Keeping Feelings "Bottled-Up"

I was thinking about the concept of anger getting "bottled-up" when I was thinking about the thing I'm writing for that oblivion.net contest. I never understood the idea that anger gets accumulated instead of being released gradually and gets released at some tipping point. Here's what I think actually happens. I'll use a child and parent as an example.

Child is unhappy. Let's say he dislikes school and tells his parent why. Parent responds like one or more of these:

* Parent says child is wrong and tells child not to talk about it.
* Parent says that child is right but there's nothing that can be done about it so he has to go along with it.
* Parent avoids giving any sort of input. Parent may say that the child is just going through a phase.
* There are probably other things I could add.

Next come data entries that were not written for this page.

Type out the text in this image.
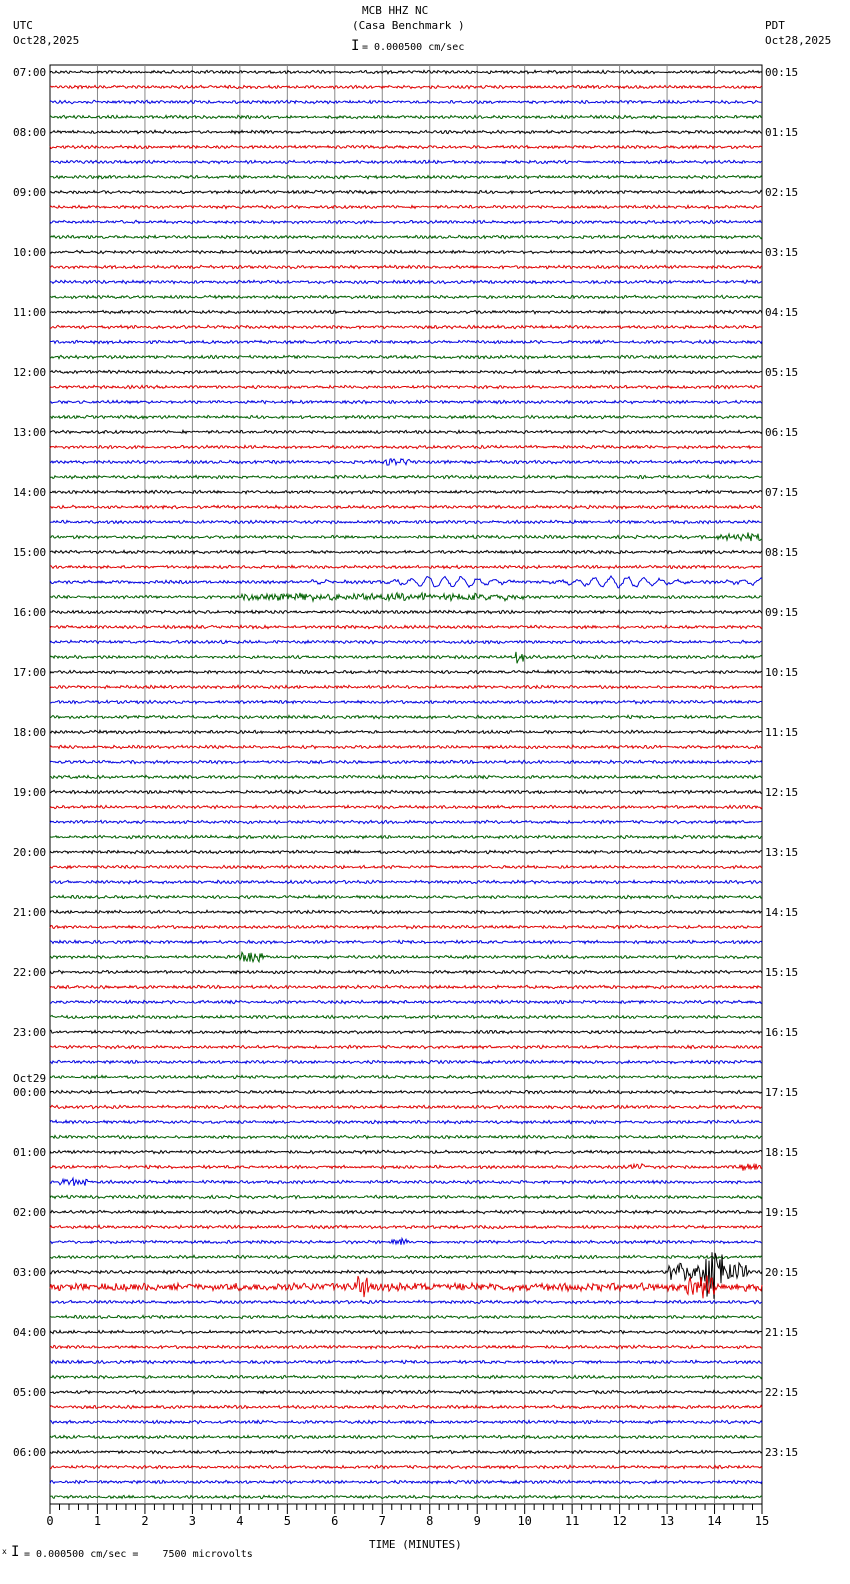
MCB HHZ NC
(Casa Benchmark )
UTC
Oct28,2025
PDT
Oct28,2025
I = 0.000500 cm/sec
07:00	00:15
08:00	01:15
09:00	02:15
10:00	03:15
11:00	04:15
12:00	05:15
13:00	06:15
14:00	07:15
15:00	08:15
16:00	09:15
17:00	10:15
18:00	11:15
19:00	12:15
20:00	13:15
21:00	14:15
22:00	15:15
23:00	16:15
00:00	17:15
Oct29
01:00	18:15
02:00	19:15
03:00	20:15
04:00	21:15
05:00	22:15
06:00	23:15
0	1	2	3	4	5	6	7	8	9	10	11	12	13	14	15
TIME (MINUTES)
x I = 0.000500 cm/sec =    7500 microvolts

Parent doesn't help. Child is frustrated.

Eventually, child is angry. Let's say he does or says mean things. Parent responds like one or more of these:

* Stop being mean because people aren't supposed to be mean. Sometimes some other stupid justification is given.
* Actually, let's punish you for being angry.
* Parent asks why child is angry but does not try hard to figure out why or makes the child feel stupid for being angry. This includes the previous two responses.

Again, parent doesn't help. Child is angry at parent and frustrated that even acting angry couldn't get the parent to care.

In summary, parent makes child unhappy and punishes child for saying that he is unhappy, which would be rude. Child acts nice in fear but eventually hates parent so much that he doesn't care about the consequences. I think people get angry and do bad stuff because they have had their feelings repressed and are trying to get back at someone or are at some level hoping to get people to notice that they are unhappy and do something about it.